Identifying the compass was the easy part. Now comes the question that determines your decade: do you take your heading from the compass — or from the chart?
The reactive trader takes the heading from the chart. The candle moved down today, so their direction moves down with it. Their conviction is downstream of the wake. They’re steering by what’s already behind them.
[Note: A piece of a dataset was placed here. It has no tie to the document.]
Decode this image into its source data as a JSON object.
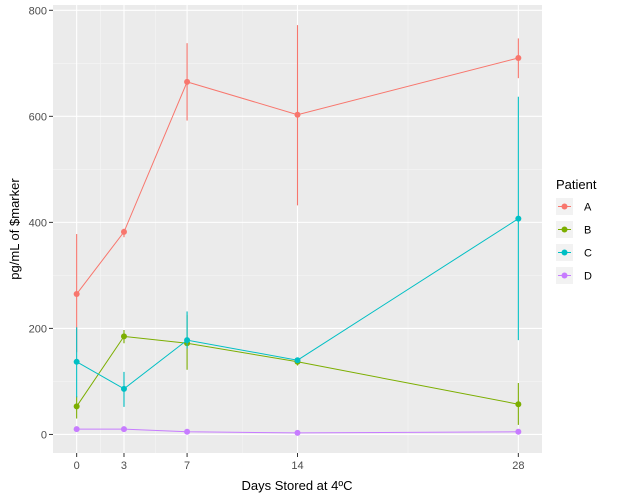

The patient hand takes the heading from the compass. The chart broke $60K. The protocol still mined 60 blocks today.The hash rate didn’t drop. The 21M cap didn’t bend. The decentralization is intact. The compass still points exactly where you wrote it pointed this morning.
This is the deepest Faith pillar lesson: direction is downstream of compass, not chart. Which one you let steer determines which direction your decade goes.
Three reps tonight:
🧭 Re-read the compass. The five things you wrote this morning. Read them again, out loud, with the chart sitting at $60K and the headlines screaming. Notice that none of them moved.
⚙️ Set tomorrow’s actions from the compass. Your DCA schedule was decided by the compass. Your refill mechanism was decided by the compass. Your time horizon was decided by the compass. Hold all three.
🌊 Stop watching the wake. The chart is what’s behind you. The compass is what’s ahead. Most retail Bitcoiners spend 90% of their time looking backwards. No vessel ever reached its destination by staring at the wake.
Strategy’s stock just hit a 2.5-year low. Their stack? Unchanged at 846,842 BTC. STRC at a record low? Their stack? Unchanged. The wake is loud. The heading isn’t.
Take your heading from the compass. Hold it through the night. The wake will catch up. ⚓
🎯 Your Move
One question: When the chart broke $60K today, did you take your heading from the compass you wrote this morning — or did the candle dictate where you steered?
One challenge tonight: Re-read your compass list. Five things that haven’t changed. Set tomorrow’s first action from thatlist, not from the chart. The compounding lives in the discipline of where you take your heading from.
Stack sats. Stack self-awareness. Both compound.